Views from Kansas: Junk argument, junk insurance

Editor’s Note: Views from Kansas is a regular feature that highlights editorials and other viewpoints from across the state.

Kansas Republicans are pushing a junk argument for junk health insurance

Insurance that doesn’t cover pre-existing conditions, mental illness, maternity care, prescription drugs or treatment for substance abuse is called junk insurance for a reason: You might as well just pretend you have coverage, because for anything in between routine care and cataclysm, you really do not.

Republican legislators in Kansas show no sign they’re ashamed to be pushing to allow trade association health plans that are cheaper but don’t necessarily include all of the coverage required under the Affordable Care Act.

But they should be embarrassed by the bill requested by the Kansas Farm Bureau that passed the Republican-controlled Senate 28-11 last week. The measure would allow the Kansas Farm Bureau to sell coverage that not only doesn’t follow ACA rules but is not subject to any state rules under the Kansas Insurance Department, either.

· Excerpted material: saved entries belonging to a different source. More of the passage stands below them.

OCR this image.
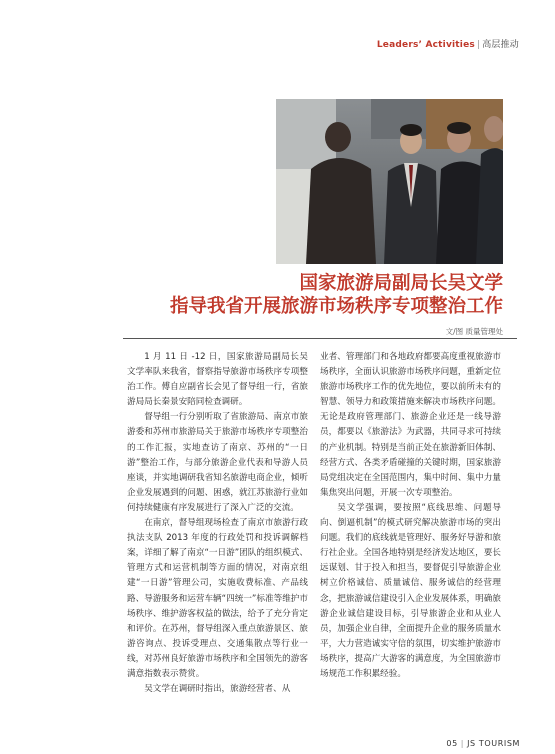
Leaders’ Activities | 高层推动
国家旅游局副局长吴文学
指导我省开展旅游市场秩序专项整治工作
文/图 质量管理处

1 月 11 日 -12 日，国家旅游局副局长吴文学率队来我省，督察指导旅游市场秩序专项整治工作。傅自应副省长会见了督导组一行，省旅游局局长秦景安陪同检查调研。

督导组一行分别听取了省旅游局、南京市旅游委和苏州市旅游局关于旅游市场秩序专项整治的工作汇报，实地查访了南京、苏州的“一日游”整治工作，与部分旅游企业代表和导游人员座谈，并实地调研我省知名旅游电商企业，倾听企业发展遇到的问题、困惑，就江苏旅游行业如何持续健康有序发展进行了深入广泛的交流。

在南京，督导组现场检查了南京市旅游行政执法支队 2013 年度的行政处罚和投诉调解档案，详细了解了南京“一日游”团队的组织模式、管理方式和运营机制等方面的情况，对南京组建“一日游”管理公司，实施收费标准、产品线路、导游服务和运营车辆“四统一”标准等维护市场秩序、维护游客权益的做法，给予了充分肯定和评价。在苏州，督导组深入重点旅游景区、旅游咨询点、投诉受理点、交通集散点等行业一线，对苏州良好旅游市场秩序和全国领先的游客满意指数表示赞赏。

吴文学在调研时指出，旅游经营者、从

业者、管理部门和各地政府都要高度重视旅游市场秩序，全面认识旅游市场秩序问题，重新定位旅游市场秩序工作的优先地位，要以前所未有的智慧、领导力和政策措施来解决市场秩序问题。无论是政府管理部门、旅游企业还是一线导游员，都要以《旅游法》为武器，共同寻求可持续的产业机制。特别是当前正处在旅游新旧体制、经营方式、各类矛盾碰撞的关键时期，国家旅游局党组决定在全国范围内，集中时间、集中力量集焦突出问题，开展一次专项整治。

吴文学强调，要按照“底线思维、问题导向、倒逼机制”的模式研究解决旅游市场的突出问题。我们的底线就是管理好、服务好导游和旅行社企业。全国各地特别是经济发达地区，要长远谋划、甘于投入和担当，要督促引导旅游企业树立价格诚信、质量诚信、服务诚信的经营理念，把旅游诚信建设引入企业发展体系，明确旅游企业诚信建设目标，引导旅游企业和从业人员，加强企业自律，全面提升企业的服务质量水平，大力营造诚实守信的氛围，切实维护旅游市场秩序，提高广大游客的满意度，为全国旅游市场规范工作积累经验。

05 | JS TOURISM
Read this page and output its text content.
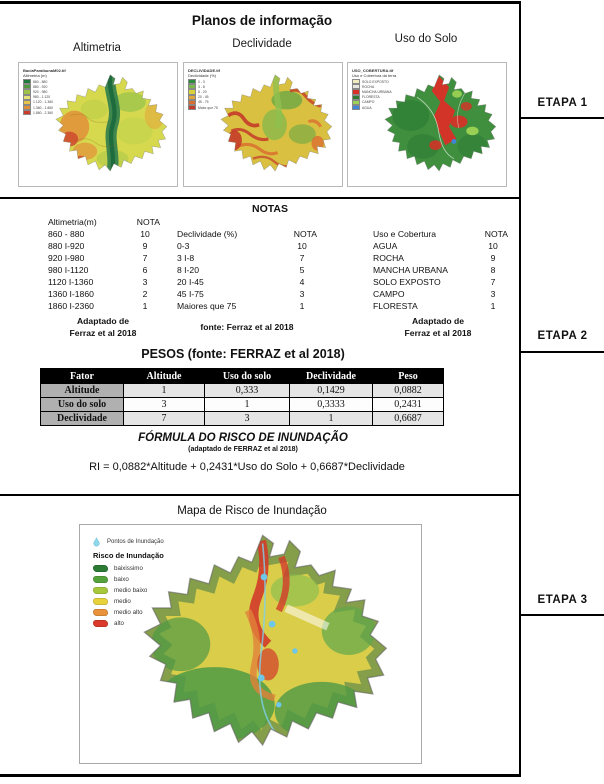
ETAPA 1
ETAPA 2
ETAPA 3
Planos de informação
Altimetria	Declividade	Uso do Solo
BaciaParaibunaM02.tif
Altimetria (m)
860 - 880
880 - 920
920 - 980
980 - 1.120
1.120 - 1.360
1.360 - 1.860
1.860 - 2.360
DECLIVIDADE.tif
Declividade (%)
0 - 3
3 - 8
8 - 20
20 - 45
45 - 75
Maior que 75
USO_COBERTURA.tif
Uso e Cobertura da terra
SOLO EXPOSTO
ROCHA
MANCHA URBANA
FLORESTA
CAMPO
AGUA
NOTAS
Altimetria(m)	NOTA
860 - 880	10
880 I-920	9
920 I-980	7
980 I-1120	6
1120 I-1360	3
1360 I-1860	2
1860 I-2360	1
Adaptado de
Ferraz et al 2018
Declividade (%)	NOTA
0-3	10
3 I-8	7
8 I-20	5
20 I-45	4
45 I-75	3
Maiores que 75	1
fonte: Ferraz et al 2018
Uso e Cobertura	NOTA
AGUA	10
ROCHA	9
MANCHA URBANA	8
SOLO EXPOSTO	7
CAMPO	3
FLORESTA	1
Adaptado de
Ferraz et al 2018
PESOS (fonte: FERRAZ et al 2018)
Fator	Altitude	Uso do solo	Declividade	Peso
Altitude	1	0,333	0,1429	0,0882
Uso do solo	3	1	0,3333	0,2431
Declividade	7	3	1	0,6687
FÓRMULA DO RISCO DE INUNDAÇÃO
(adaptado de FERRAZ et al 2018)
RI = 0,0882*Altitude + 0,2431*Uso do Solo + 0,6687*Declividade
Mapa de Risco de Inundação
Pontos de Inundação
Risco de Inundação
baixissimo
baixo
medio baixo
medio
medio alto
alto
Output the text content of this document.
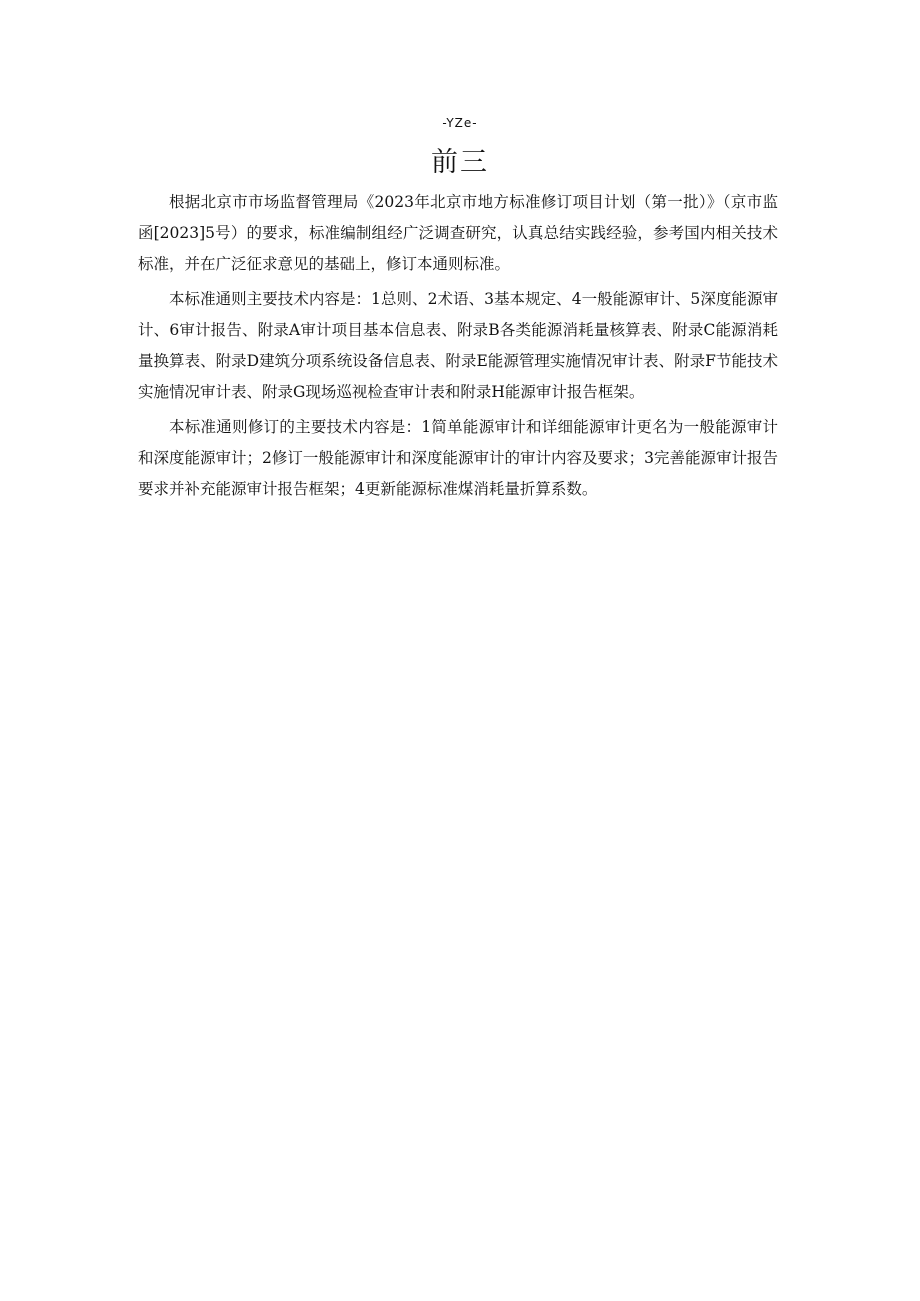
-YZe-
前三

根据北京市市场监督管理局《2023年北京市地方标准修订项目计划（第一批）》（京市监函[2023]5号）的要求，标准编制组经广泛调查研究，认真总结实践经验，参考国内相关技术标准，并在广泛征求意见的基础上，修订本通则标准。

本标准通则主要技术内容是：1总则、2术语、3基本规定、4一般能源审计、5深度能源审计、6审计报告、附录A审计项目基本信息表、附录B各类能源消耗量核算表、附录C能源消耗量换算表、附录D建筑分项系统设备信息表、附录E能源管理实施情况审计表、附录F节能技术实施情况审计表、附录G现场巡视检查审计表和附录H能源审计报告框架。

本标准通则修订的主要技术内容是：1简单能源审计和详细能源审计更名为一般能源审计和深度能源审计；2修订一般能源审计和深度能源审计的审计内容及要求；3完善能源审计报告要求并补充能源审计报告框架；4更新能源标准煤消耗量折算系数。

Here’s their junk argument for junk insurance: Kansans “are more concerned about rising health premiums than pre-existing conditions,” said state Sen. Mary Pilcher-Cook, a Republican from Shawnee who voted for the bill. “We should support lower cost of acquiring health care coverage, so people can have it before they develop what would otherwise be pre-existing conditions.”

Costs are too high, and that’s a serious problem. But shrinking the cost by simply cutting coverage is not the answer.

That only cuts the cost in the short term, anyway, because since emergency rooms cannot turn patients away, we would all pay more in the long run.

Suggesting, as Pilcher-Cook does, that everybody can get around the exclusion of those with pre-existing conditions by signing up for bare-bones coverage is disingenuous. That wouldn’t work for those who have already had cancer, asthma, diabetes, autism or any number of other chronic illnesses or disabilities. In the past, insurance companies were inventive in finding ways to deny coverage.

The thinking that this lower level of coverage is fine for young, healthy people isn’t a safe bet even for them: If you are in your 20s and experiencing serious symptoms of a mental illness at the most common age of onset, for example, the Republican members of the Kansas Legislature would no doubt wish you well, but treatment would not have to be covered under several bills they’re pushing.

And the hypocrisy of allowing insurance companies to once again discriminate against women who need maternal care while also pushing for an amendment to the state constitution that would effectively ban abortion is stunning if no longer surprising.

“For some people, it will work out fine,” said Sen. Barbara Bollier, a doctor and Democrat from Mission Hills. But if you get sick, “it’s bad, and then for everyone else, when you take out healthy people from the market, all our costs go up.”

Instead of paring the list of illnesses and conditions that have to be covered, lawmakers should be expanding the number of Kansans eligible for Medicaid.